„Seid barmherzig, wie euer Vater barmherzig ist“
Gedanken zur Jahreslosung 2021
Seit neunzig Jahren wählt die Ökumenische Arbeitsgemeinschaft für Bibellesen einen Bibelvers als Jahres-Leitgedanken aus, jeweils drei Jahre im voraus. 2021 steht die Jahreslosung im Lukasevangelium im sechsten Kapitel in Vers 36 – sie wirkt beinahe prophetisch.
Im Rückblick auf das vergangene Jahr 2020 wirkt der Kontext zu Vers 36 mitten in der Corona-Pandemie reichlich befremdlich: zusammen mit seinen frisch berufenen Jüngern tritt Jesus auf ein ebenes Feld. Eine große Menschenmenge aus Jerusalem und dem Küstenland ist ihm gefolgt. Man will den Messias hören – und viel wichtiger – ganz nah an ihn heran kommen und ihn berühren. Vor allem Kranke hoffen auf Heilung durch Berührung.
Aktuell schwer vorstellbar. Oder vielleicht doch: in der Begegnung und in der Nähe liegt eine wunderbare Kraft, Jesus verströmt Vertrauen, Lebenskraft und die Energie Gottes. Genau das, was wir in den vergangenen Monaten vermisst haben. Statt dessen haben viele Menschen erfahren, was Einsamkeit eigentlich bedeutet. Und wie wichtig die Liebe unter den Menschen ist. Sie ist Lebenselixier und Grundstoff für Gemeinschaft. Manch einer mag sich an den 1. Brief des Paulus an die Korinther erinnert fühlen: „Nun aber bleiben Glaube, Hoffnung, Liebe, diese drei; aber die Liebe ist die größte unter ihnen.“ (1. Kor 13, 13).
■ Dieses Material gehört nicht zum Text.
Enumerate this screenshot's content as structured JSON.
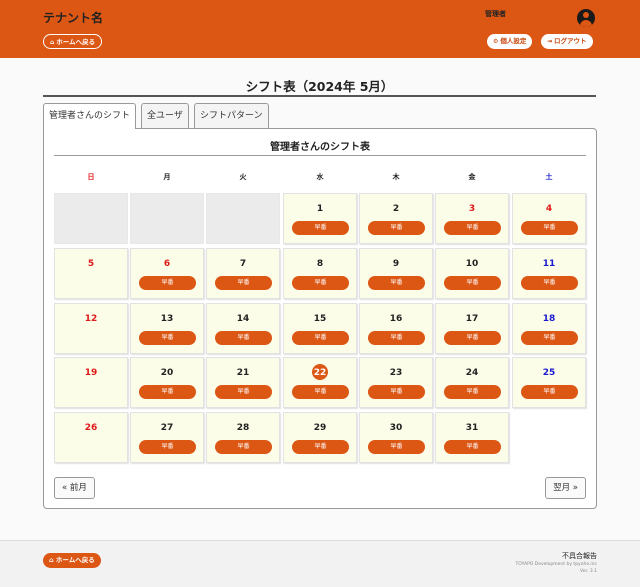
{
  "header": {
    "tenant_name": "テナント名",
    "home_label": "ホームへ戻る",
    "user_name": "管理者",
    "settings_label": "個人設定",
    "logout_label": "ログアウト"
  },
  "page": {
    "title": "シフト表（2024年 5月）"
  },
  "tabs": [
    {
      "label": "管理者さんのシフト",
      "active": true
    },
    {
      "label": "全ユーザ",
      "active": false
    },
    {
      "label": "シフトパターン",
      "active": false
    }
  ],
  "calendar": {
    "title": "管理者さんのシフト表",
    "weekdays": [
      "日",
      "月",
      "火",
      "水",
      "木",
      "金",
      "土"
    ],
    "shift_label": "早番",
    "today": 22,
    "weeks": [
      [
        null,
        null,
        null,
        {
          "d": 1,
          "s": true
        },
        {
          "d": 2,
          "s": true
        },
        {
          "d": 3,
          "s": true,
          "h": true
        },
        {
          "d": 4,
          "s": true,
          "h": true
        }
      ],
      [
        {
          "d": 5,
          "s": false
        },
        {
          "d": 6,
          "s": true,
          "h": true
        },
        {
          "d": 7,
          "s": true
        },
        {
          "d": 8,
          "s": true
        },
        {
          "d": 9,
          "s": true
        },
        {
          "d": 10,
          "s": true
        },
        {
          "d": 11,
          "s": true
        }
      ],
      [
        {
          "d": 12,
          "s": false
        },
        {
          "d": 13,
          "s": true
        },
        {
          "d": 14,
          "s": true
        },
        {
          "d": 15,
          "s": true
        },
        {
          "d": 16,
          "s": true
        },
        {
          "d": 17,
          "s": true
        },
        {
          "d": 18,
          "s": true
        }
      ],
      [
        {
          "d": 19,
          "s": false
        },
        {
          "d": 20,
          "s": true
        },
        {
          "d": 21,
          "s": true
        },
        {
          "d": 22,
          "s": true
        },
        {
          "d": 23,
          "s": true
        },
        {
          "d": 24,
          "s": true
        },
        {
          "d": 25,
          "s": true
        }
      ],
      [
        {
          "d": 26,
          "s": false
        },
        {
          "d": 27,
          "s": true
        },
        {
          "d": 28,
          "s": true
        },
        {
          "d": 29,
          "s": true
        },
        {
          "d": 30,
          "s": true
        },
        {
          "d": 31,
          "s": true
        },
        "none"
      ]
    ],
    "prev_label": "« 前月",
    "next_label": "翌月 »"
  },
  "footer": {
    "home_label": "ホームへ戻る",
    "report_label": "不具合報告",
    "copyright": "TOYAPO Development by tpyoho.inc",
    "version": "Ver. 3.1"
  },
  "colors": {
    "accent": "#dc5614",
    "sunday": "#e01818",
    "saturday": "#1a1ad0",
    "cell_bg": "#fbfde9"
  },
  "icons": {
    "home": "home-icon",
    "settings": "gear-icon",
    "logout": "logout-icon",
    "avatar": "user-circle-icon"
  }
}
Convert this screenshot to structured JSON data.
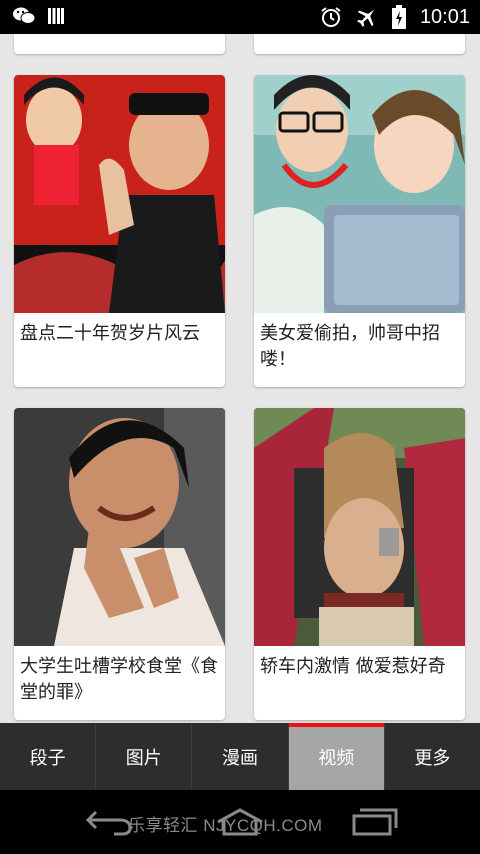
{
  "status_bar": {
    "time": "10:01",
    "icons": [
      "wechat-icon",
      "signal-bars-icon",
      "alarm-icon",
      "airplane-mode-icon",
      "battery-charging-icon"
    ]
  },
  "feed": {
    "items": [
      {
        "caption": "",
        "image": "video-thumbnail"
      },
      {
        "caption": "",
        "image": "video-thumbnail"
      },
      {
        "caption": "盘点二十年贺岁片风云",
        "image": "comedy-film-poster"
      },
      {
        "caption": "美女爱偷拍，帅哥中招喽！",
        "image": "couple-selfie-tablet"
      },
      {
        "caption": "大学生吐槽学校食堂《食堂的罪》",
        "image": "man-expression-portrait"
      },
      {
        "caption": "轿车内激情 做爱惹好奇",
        "image": "car-scene-photo"
      }
    ]
  },
  "tabs": [
    {
      "label": "段子",
      "active": false
    },
    {
      "label": "图片",
      "active": false
    },
    {
      "label": "漫画",
      "active": false
    },
    {
      "label": "视频",
      "active": true
    },
    {
      "label": "更多",
      "active": false
    }
  ],
  "colors": {
    "tab_bar_bg": "#2d2d2d",
    "tab_active_bg": "#a6a6a6",
    "tab_active_indicator": "#e11111"
  },
  "nav_bar": {
    "watermark": "乐享轻汇  NJYCQH.COM",
    "buttons": [
      "back-icon",
      "home-icon",
      "recent-apps-icon"
    ]
  }
}
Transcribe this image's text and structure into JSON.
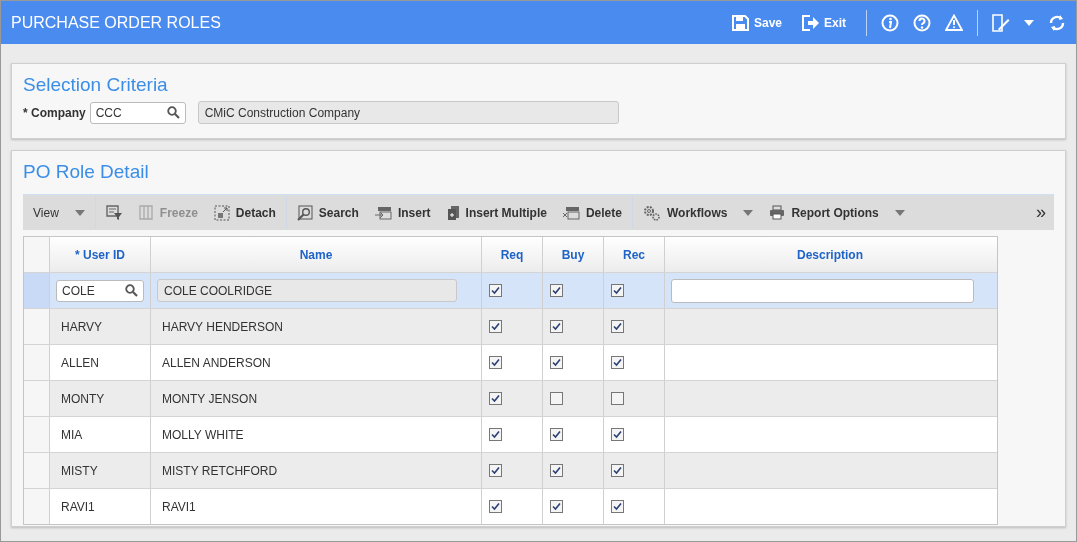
{
  "header": {
    "title": "PURCHASE ORDER ROLES",
    "actions": [
      {
        "label": "Save",
        "kind": "save"
      },
      {
        "label": "Exit",
        "kind": "exit"
      }
    ]
  },
  "selection": {
    "title": "Selection Criteria",
    "company_label": "* Company",
    "company_code": "CCC",
    "company_name": "CMiC Construction Company"
  },
  "detail": {
    "title": "PO Role Detail",
    "toolbar": [
      {
        "label": "View",
        "kind": "plain",
        "disabled": false,
        "menu": true
      },
      {
        "kind": "filter",
        "disabled": false,
        "menu": false
      },
      {
        "label": "Freeze",
        "kind": "freeze",
        "disabled": true,
        "menu": false
      },
      {
        "label": "Detach",
        "kind": "detach",
        "disabled": false,
        "menu": false
      },
      {
        "label": "Search",
        "kind": "search",
        "disabled": false,
        "menu": false
      },
      {
        "label": "Insert",
        "kind": "insert",
        "disabled": false,
        "menu": false
      },
      {
        "label": "Insert Multiple",
        "kind": "multi",
        "disabled": false,
        "menu": false
      },
      {
        "label": "Delete",
        "kind": "delete",
        "disabled": false,
        "menu": false
      },
      {
        "label": "Workflows",
        "kind": "gear",
        "disabled": false,
        "menu": true
      },
      {
        "label": "Report Options",
        "kind": "print",
        "disabled": false,
        "menu": true
      }
    ],
    "overflow": "»",
    "columns": [
      "* User ID",
      "Name",
      "Req",
      "Buy",
      "Rec",
      "Description"
    ],
    "rows": [
      {
        "selected": true,
        "user_id": "COLE",
        "name": "COLE COOLRIDGE",
        "req": true,
        "buy": true,
        "rec": true
      },
      {
        "selected": false,
        "user_id": "HARVY",
        "name": "HARVY HENDERSON",
        "req": true,
        "buy": true,
        "rec": true
      },
      {
        "selected": false,
        "user_id": "ALLEN",
        "name": "ALLEN ANDERSON",
        "req": true,
        "buy": true,
        "rec": true
      },
      {
        "selected": false,
        "user_id": "MONTY",
        "name": "MONTY JENSON",
        "req": true,
        "buy": false,
        "rec": false
      },
      {
        "selected": false,
        "user_id": "MIA",
        "name": "MOLLY WHITE",
        "req": true,
        "buy": true,
        "rec": true
      },
      {
        "selected": false,
        "user_id": "MISTY",
        "name": "MISTY RETCHFORD",
        "req": true,
        "buy": true,
        "rec": true
      },
      {
        "selected": false,
        "user_id": "RAVI1",
        "name": "RAVI1",
        "req": true,
        "buy": true,
        "rec": true
      }
    ]
  }
}
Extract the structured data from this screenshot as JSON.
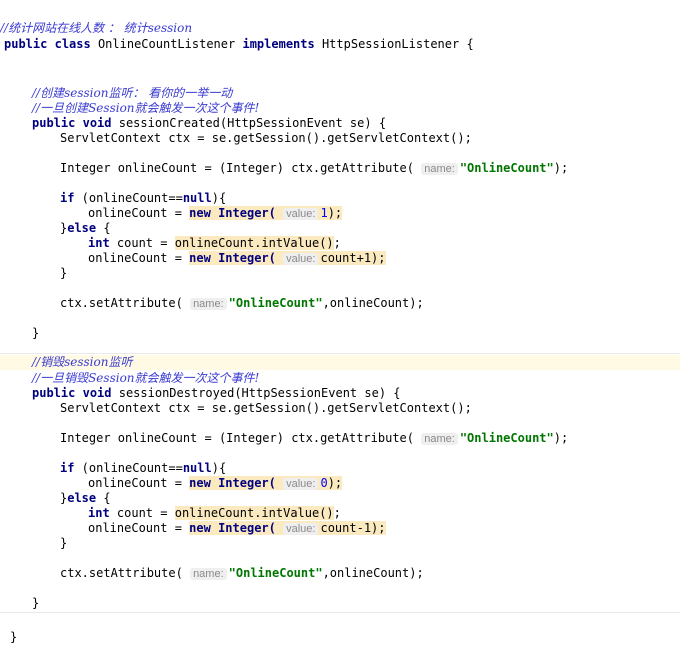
{
  "code": {
    "header_comment": "//统计网站在线人数 ： 统计session",
    "class_decl": {
      "kw_public": "public",
      "kw_class": "class",
      "name": "OnlineCountListener",
      "kw_implements": "implements",
      "iface": "HttpSessionListener",
      "brace": "{"
    },
    "comment_create_1": "//创建session监听： 看你的一举一动",
    "comment_create_2": "//一旦创建Session就会触发一次这个事件!",
    "method_created": {
      "kw_public": "public",
      "kw_void": "void",
      "signature": "sessionCreated(HttpSessionEvent se) {"
    },
    "ctx_line": "ServletContext ctx = se.getSession().getServletContext();",
    "get_attr": {
      "pre": "Integer onlineCount = (Integer) ctx.getAttribute(",
      "hint": "name:",
      "str": "\"OnlineCount\"",
      "post": ");"
    },
    "if_line": {
      "kw_if": "if",
      "pre": " (onlineCount==",
      "kw_null": "null",
      "post": "){"
    },
    "new_one": {
      "pre": "onlineCount = ",
      "kw_new": "new",
      "cls": "Integer(",
      "hint": "value:",
      "num": "1",
      "post": ");"
    },
    "else_line": {
      "pre": "}",
      "kw_else": "else",
      "post": " {"
    },
    "int_line": {
      "kw_int": "int",
      "pre": " count = ",
      "hl": "onlineCount.intValue()",
      "post": ";"
    },
    "new_plus": {
      "pre": "onlineCount = ",
      "kw_new": "new",
      "cls": "Integer(",
      "hint": "value:",
      "val": "count+1",
      "post": ");"
    },
    "close_inner": "}",
    "set_attr": {
      "pre": "ctx.setAttribute(",
      "hint": "name:",
      "str": "\"OnlineCount\"",
      "post": ",onlineCount);"
    },
    "close_method": "}",
    "comment_destroy_1": "//销毁session监听",
    "comment_destroy_2": "//一旦销毁Session就会触发一次这个事件!",
    "method_destroyed": {
      "kw_public": "public",
      "kw_void": "void",
      "signature": "sessionDestroyed(HttpSessionEvent se) {"
    },
    "new_zero": {
      "pre": "onlineCount = ",
      "kw_new": "new",
      "cls": "Integer(",
      "hint": "value:",
      "num": "0",
      "post": ");"
    },
    "new_minus": {
      "pre": "onlineCount = ",
      "kw_new": "new",
      "cls": "Integer(",
      "hint": "value:",
      "val": "count-1",
      "post": ");"
    },
    "close_class": "}"
  }
}
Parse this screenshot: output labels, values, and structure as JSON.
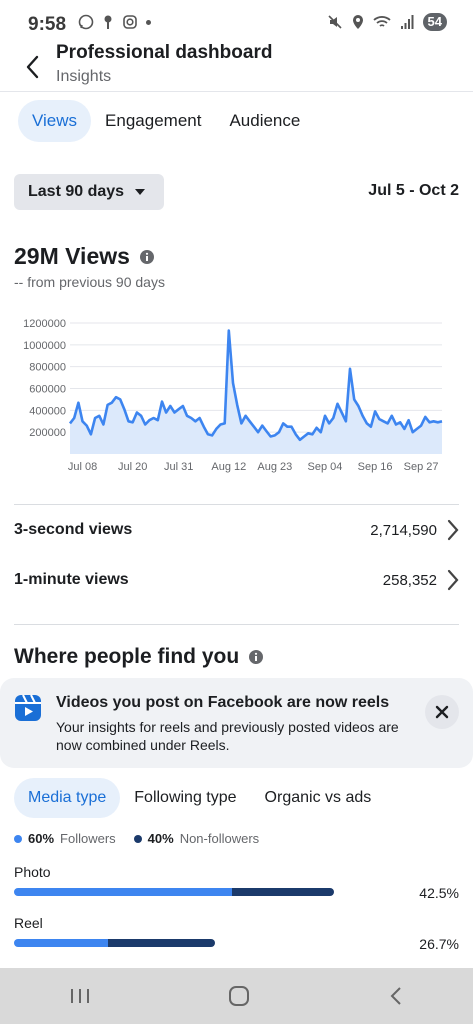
{
  "status_bar": {
    "time": "9:58",
    "battery": "54"
  },
  "header": {
    "title": "Professional dashboard",
    "subtitle": "Insights"
  },
  "tabs": [
    {
      "label": "Views",
      "active": true
    },
    {
      "label": "Engagement",
      "active": false
    },
    {
      "label": "Audience",
      "active": false
    }
  ],
  "filter": {
    "range_label": "Last 90 days",
    "date_range": "Jul 5 - Oct 2"
  },
  "metric": {
    "title": "29M Views",
    "subtitle": "-- from previous 90 days"
  },
  "chart_data": {
    "type": "line",
    "title": "",
    "xlabel": "",
    "ylabel": "",
    "ylim": [
      0,
      1200000
    ],
    "y_ticks": [
      "1200000",
      "1000000",
      "800000",
      "600000",
      "400000",
      "200000"
    ],
    "x_ticks": [
      "Jul 08",
      "Jul 20",
      "Jul 31",
      "Aug 12",
      "Aug 23",
      "Sep 04",
      "Sep 16",
      "Sep 27"
    ],
    "series": [
      {
        "color": "#3d85f0",
        "x": [
          "Jul 05",
          "Jul 06",
          "Jul 07",
          "Jul 08",
          "Jul 09",
          "Jul 10",
          "Jul 11",
          "Jul 12",
          "Jul 13",
          "Jul 14",
          "Jul 15",
          "Jul 16",
          "Jul 17",
          "Jul 18",
          "Jul 19",
          "Jul 20",
          "Jul 21",
          "Jul 22",
          "Jul 23",
          "Jul 24",
          "Jul 25",
          "Jul 26",
          "Jul 27",
          "Jul 28",
          "Jul 29",
          "Jul 30",
          "Jul 31",
          "Aug 01",
          "Aug 02",
          "Aug 03",
          "Aug 04",
          "Aug 05",
          "Aug 06",
          "Aug 07",
          "Aug 08",
          "Aug 09",
          "Aug 10",
          "Aug 11",
          "Aug 12",
          "Aug 13",
          "Aug 14",
          "Aug 15",
          "Aug 16",
          "Aug 17",
          "Aug 18",
          "Aug 19",
          "Aug 20",
          "Aug 21",
          "Aug 22",
          "Aug 23",
          "Aug 24",
          "Aug 25",
          "Aug 26",
          "Aug 27",
          "Aug 28",
          "Aug 29",
          "Aug 30",
          "Aug 31",
          "Sep 01",
          "Sep 02",
          "Sep 03",
          "Sep 04",
          "Sep 05",
          "Sep 06",
          "Sep 07",
          "Sep 08",
          "Sep 09",
          "Sep 10",
          "Sep 11",
          "Sep 12",
          "Sep 13",
          "Sep 14",
          "Sep 15",
          "Sep 16",
          "Sep 17",
          "Sep 18",
          "Sep 19",
          "Sep 20",
          "Sep 21",
          "Sep 22",
          "Sep 23",
          "Sep 24",
          "Sep 25",
          "Sep 26",
          "Sep 27",
          "Sep 28",
          "Sep 29",
          "Sep 30",
          "Oct 01",
          "Oct 02"
        ],
        "values": [
          280000,
          330000,
          470000,
          300000,
          260000,
          180000,
          330000,
          350000,
          270000,
          450000,
          470000,
          520000,
          500000,
          410000,
          300000,
          290000,
          380000,
          350000,
          270000,
          310000,
          330000,
          310000,
          480000,
          380000,
          440000,
          380000,
          410000,
          440000,
          350000,
          330000,
          300000,
          330000,
          250000,
          180000,
          170000,
          230000,
          270000,
          280000,
          1130000,
          650000,
          450000,
          280000,
          350000,
          300000,
          250000,
          200000,
          260000,
          210000,
          160000,
          170000,
          200000,
          280000,
          250000,
          250000,
          180000,
          130000,
          160000,
          190000,
          180000,
          240000,
          200000,
          350000,
          280000,
          330000,
          460000,
          380000,
          300000,
          780000,
          500000,
          440000,
          350000,
          280000,
          250000,
          390000,
          320000,
          300000,
          280000,
          350000,
          270000,
          290000,
          230000,
          310000,
          200000,
          230000,
          260000,
          340000,
          290000,
          300000,
          290000,
          300000
        ]
      }
    ]
  },
  "rows": [
    {
      "label": "3-second views",
      "value": "2,714,590"
    },
    {
      "label": "1-minute views",
      "value": "258,352"
    }
  ],
  "section_title": "Where people find you",
  "banner": {
    "title": "Videos you post on Facebook are now reels",
    "body": "Your insights for reels and previously posted videos are now combined under Reels."
  },
  "subtabs": [
    {
      "label": "Media type",
      "active": true
    },
    {
      "label": "Following type",
      "active": false
    },
    {
      "label": "Organic vs ads",
      "active": false
    }
  ],
  "legend": {
    "followers_pct": "60%",
    "followers_label": "Followers",
    "followers_color": "#3d85f0",
    "nonfollowers_pct": "40%",
    "nonfollowers_label": "Non-followers",
    "nonfollowers_color": "#1b3a6b"
  },
  "media_bars": [
    {
      "label": "Photo",
      "percent": "42.5%",
      "share": 0.425,
      "followers_share": 0.68
    },
    {
      "label": "Reel",
      "percent": "26.7%",
      "share": 0.267,
      "followers_share": 0.47
    }
  ]
}
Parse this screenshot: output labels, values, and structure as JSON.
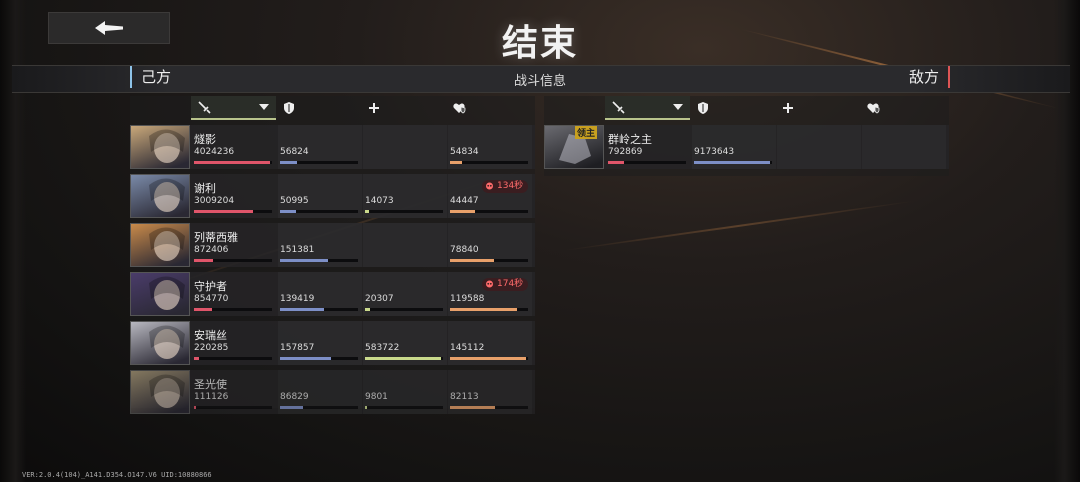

Genau das ist es!
„Seid barmherzig, wie auch euer Vater barmherzig ist!“ Der Aufruf ist klar. Gottes Liebe und Barmherzigkeit sind allgegenwärtig – wer sind wir denn, dass wir anders handeln? Und es geht noch weiter: wir sollen andere nicht richten, um nicht selbst gerichtet zu werden. Ebenso wenig sollen wir andere verdammen, um nicht selbst verdammt zu werden. Geben, um gegeben zu bekommen. Ist das nicht selbstverständlich? Offenkundig nicht. Und schaut man sich nach neun Monaten Pandemie um, wird es noch offensichtlicher. Bei vielen liegen die Nerven blank, mal zu Recht und mal durch nichts zu rechtfertigen.
Also Barmherzigkeit – so wie Gott, den wir Vater (oder Mutter) nennen dürfen, uns gegenüber walten lässt. Denn die Gnade Gottes ist ja da, wir müssen sie nur annehmen. Und weitergeben in unsere Gesellschaft als Kraft zum Heilen. Ist Barmherzigkeit also eine Art Impfstoff für die Seele? Das Bild ist gar nicht so unpassend. Diesen Impfstoff tragen wir auch längst in uns – in unbegrenzter Menge, mit hervorragender Wirksamkeit und garantiert ohne Nebenwirkungen.